My favorite incident of this kind—because of the strange juxtaposition of genres—involved the operatic composer Giacomo Puccini and the American entertainer Al Jolson. The trouble started with the 1920 publication of the popular song “(I Found My Love in) Avalon,” which was written by Al Jolson, Buddy DeSylva, and Vincent Rose. The lyric referred to the city of Avalon, which is located on Catalina Island in California. The following year, Puccini’s publishers sued Jolson and his collaborators on the grounds that the first few chords of “Avalon” were virtually identical to the first few chords of “E lucevan le stelle,” an aria from Puccini’s opera Tosca. I’m very familiar with both compositions, and I never noticed the similarity until I read about the lawsuit. But a judge with a more sensitive ear awarded Puccini $25,000 in damages and all subsequent royalties from “Avalon,” which has been recorded dozens of times.
“All my life’s a circle” — Harry Chapin
May 31, 2009

Photo by Jim Dirden
I just finished reading a new biography of Pete Seeger by Alec Wilkinson of The New Yorker. It’s a short, well-written work that gives a good look at Pete’s personality. It is based on a series of interviews Wilkinson conducted at Pete’s home in Beacon, N.Y.
This isn’t a fawning portrait. Pete’s doubts and insecurities come through, in his own words.
It is also interesting to learn in this work about Pete’s parents, and particularly his father, Charles, who was also an idealist.
There is a lack of balance in the way many people react to Pete. There are many who think of him only as a folksy singer of campfire songs – sort of a Tennessee Ernie Ford. There are those who cast him in a messianic role that he himself would reject. And there are those who think he is the antichrist because, like many thoughtful people of his and his father’s generation, he associated for a time with people who felt Communism held the answers to chronic economic, social, and political problems. Pete acknowledges – including in this book – that that was a mistake, but more than a half century later, some folks still pillory him for it.
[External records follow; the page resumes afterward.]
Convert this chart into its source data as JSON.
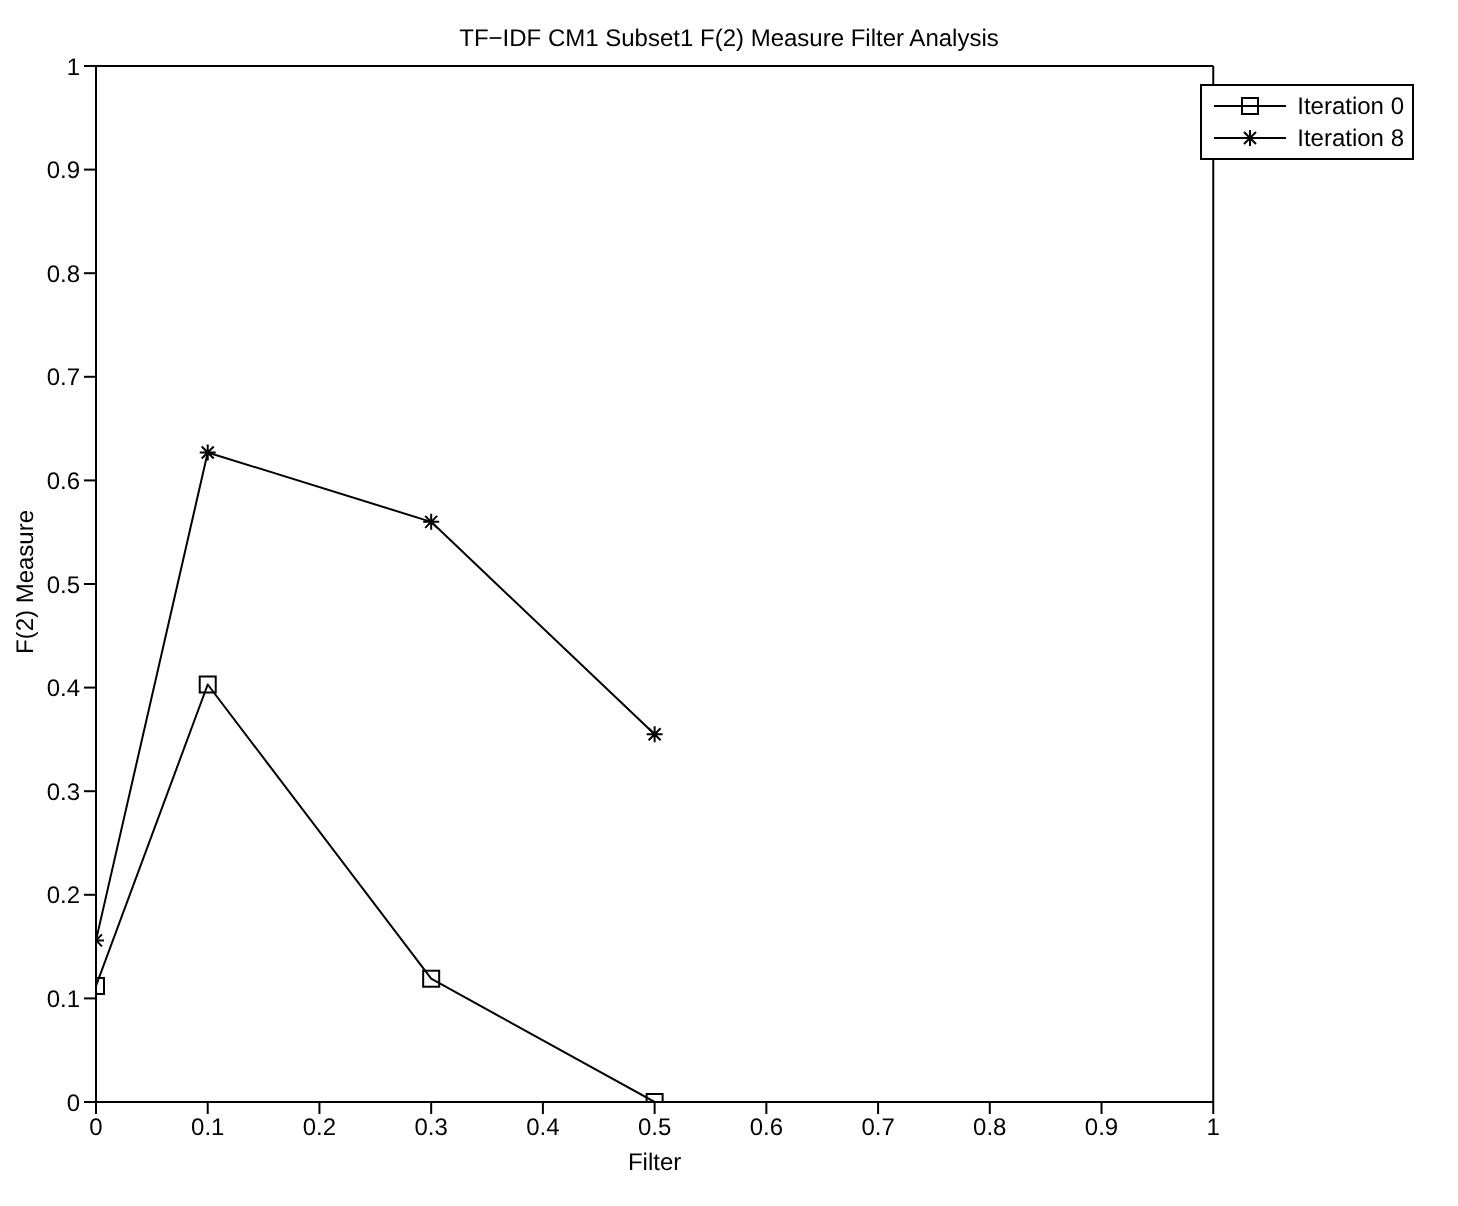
{
  "chart_data": {
    "type": "line",
    "title": "TF−IDF CM1 Subset1 F(2) Measure Filter Analysis",
    "xlabel": "Filter",
    "ylabel": "F(2) Measure",
    "x": [
      0,
      0.1,
      0.3,
      0.5
    ],
    "xlim": [
      0,
      1
    ],
    "xticks": [
      0,
      0.1,
      0.2,
      0.3,
      0.4,
      0.5,
      0.6,
      0.7,
      0.8,
      0.9,
      1
    ],
    "ylim": [
      0,
      1
    ],
    "yticks": [
      0,
      0.1,
      0.2,
      0.3,
      0.4,
      0.5,
      0.6,
      0.7,
      0.8,
      0.9,
      1
    ],
    "grid": false,
    "legend": "top right",
    "line_style": "solid",
    "series": [
      {
        "name": "Iteration 0",
        "color": "#000000",
        "marker": "square",
        "values": [
          0.112,
          0.403,
          0.119,
          0
        ]
      },
      {
        "name": "Iteration 8",
        "color": "#000000",
        "marker": "cross",
        "values": [
          0.156,
          0.627,
          0.56,
          0.355
        ]
      }
    ]
  }
}
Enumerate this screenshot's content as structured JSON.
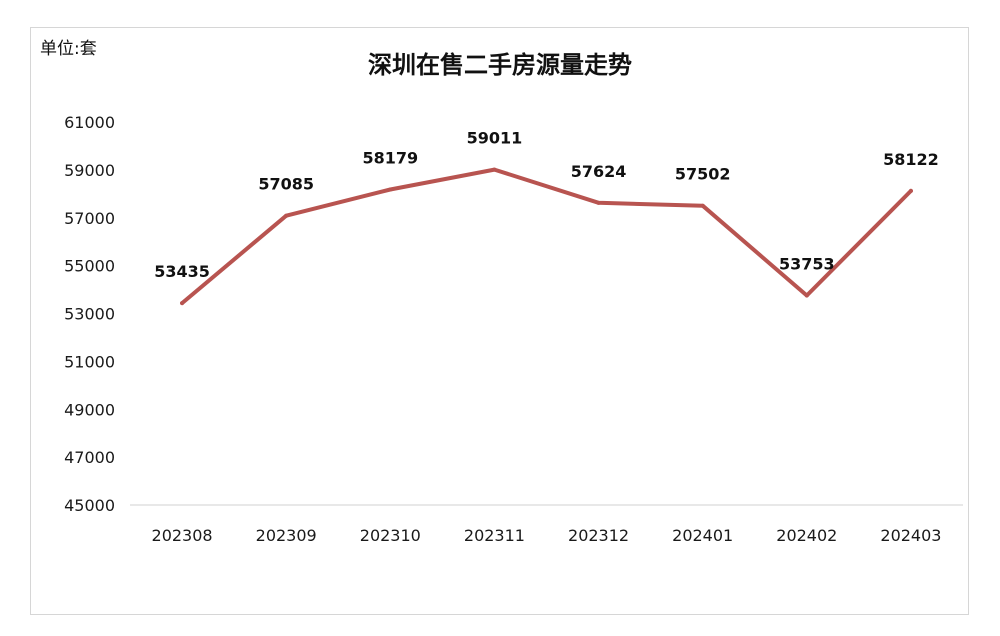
{
  "chart_data": {
    "type": "line",
    "title": "深圳在售二手房源量走势",
    "unit_label": "单位:套",
    "xlabel": "",
    "ylabel": "",
    "categories": [
      "202308",
      "202309",
      "202310",
      "202311",
      "202312",
      "202401",
      "202402",
      "202403"
    ],
    "series": [
      {
        "values": [
          53435,
          57085,
          58179,
          59011,
          57624,
          57502,
          53753,
          58122
        ]
      }
    ],
    "ylim": [
      45000,
      61000
    ],
    "yticks": [
      45000,
      47000,
      49000,
      51000,
      53000,
      55000,
      57000,
      59000,
      61000
    ],
    "grid": false,
    "legend": "none",
    "colors": {
      "line": "#b85450",
      "axis": "#d9d9d9",
      "frame": "#d6d6d6"
    }
  }
}
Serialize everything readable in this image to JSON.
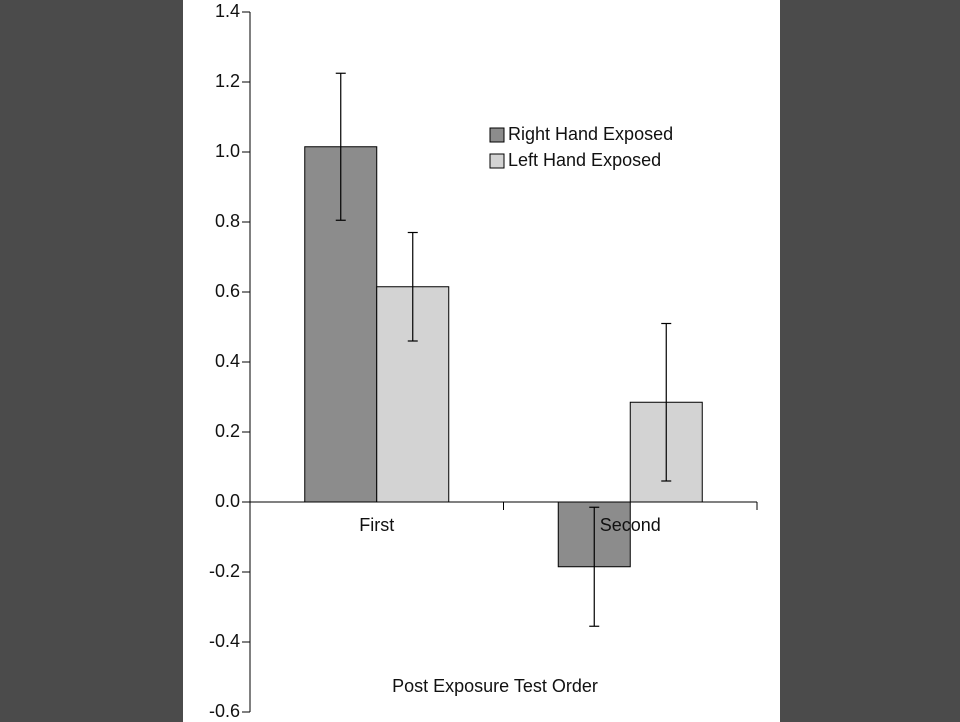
{
  "chart_data": {
    "type": "bar",
    "x_label": "Post Exposure Test Order",
    "categories": [
      "First",
      "Second"
    ],
    "series": [
      {
        "name": "Right Hand Exposed",
        "color": "#8c8c8c",
        "values": [
          1.015,
          -0.185
        ],
        "errors": [
          0.21,
          0.17
        ]
      },
      {
        "name": "Left Hand Exposed",
        "color": "#d3d3d3",
        "values": [
          0.615,
          0.285
        ],
        "errors": [
          0.155,
          0.225
        ]
      }
    ],
    "ylim": [
      -0.6,
      1.4
    ],
    "yticks": [
      1.4,
      1.2,
      {
        "value": 1.0,
        "label": "1.0"
      },
      0.8,
      0.6,
      0.4,
      0.2,
      {
        "value": 0.0,
        "label": "0.0"
      },
      -0.2,
      -0.4,
      -0.6
    ],
    "legend": "upper right"
  }
}
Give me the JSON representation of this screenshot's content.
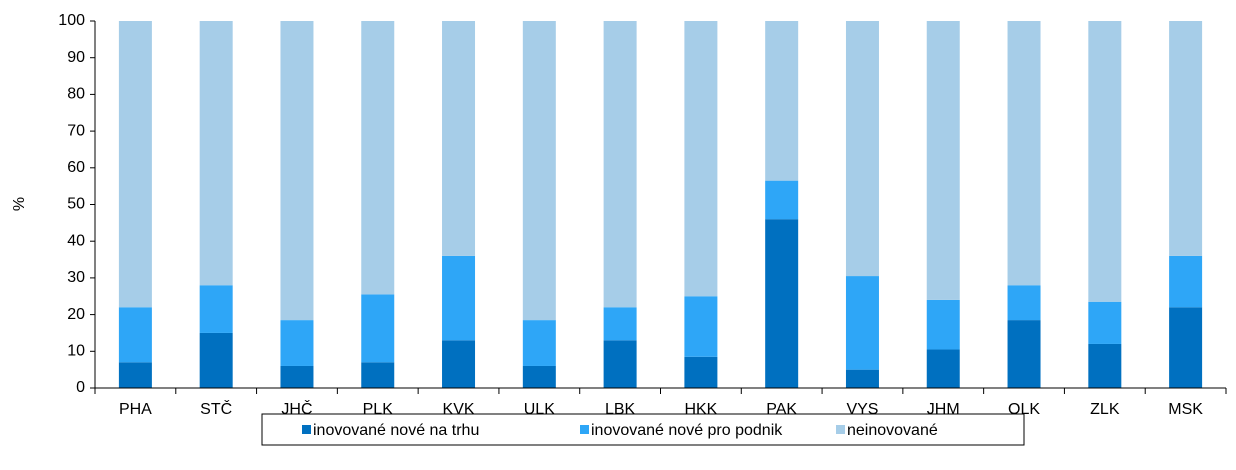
{
  "chart_data": {
    "type": "stacked-bar",
    "categories": [
      "PHA",
      "STČ",
      "JHČ",
      "PLK",
      "KVK",
      "ULK",
      "LBK",
      "HKK",
      "PAK",
      "VYS",
      "JHM",
      "OLK",
      "ZLK",
      "MSK"
    ],
    "y_label": "%",
    "series": [
      {
        "name": "inovované nové na trhu",
        "color": "#0070c0",
        "values": [
          7,
          15,
          6,
          7,
          13,
          6,
          13,
          8.5,
          46,
          5,
          10.5,
          18.5,
          12,
          22
        ]
      },
      {
        "name": "inovované nové pro podnik",
        "color": "#2ea6f7",
        "values": [
          15,
          13,
          12.5,
          18.5,
          23,
          12.5,
          9,
          16.5,
          10.5,
          25.5,
          13.5,
          9.5,
          11.5,
          14
        ]
      },
      {
        "name": "neinovované",
        "color": "#a6cde8",
        "values": [
          78,
          72,
          81.5,
          74.5,
          64,
          81.5,
          78,
          75,
          43.5,
          69.5,
          76,
          72,
          76.5,
          64
        ]
      }
    ],
    "ylim": [
      0,
      100
    ],
    "yticks": [
      0,
      10,
      20,
      30,
      40,
      50,
      60,
      70,
      80,
      90,
      100
    ]
  }
}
Pete is well known not only for singing but for encouraging his audiences to sing with him. Wilkinson’s book examines this practice, which for Pete isn’t just a cutsey stage trick. Calling on people to sing goes to the heart of Pete’s notion of what music is for, and gets to discuss that in his own words in this book.
Pete Seeger has been an important figure in the history of the past seven decades – not always clearly understood, even by himself. Wilkinson’s book at least helps formulate the questions.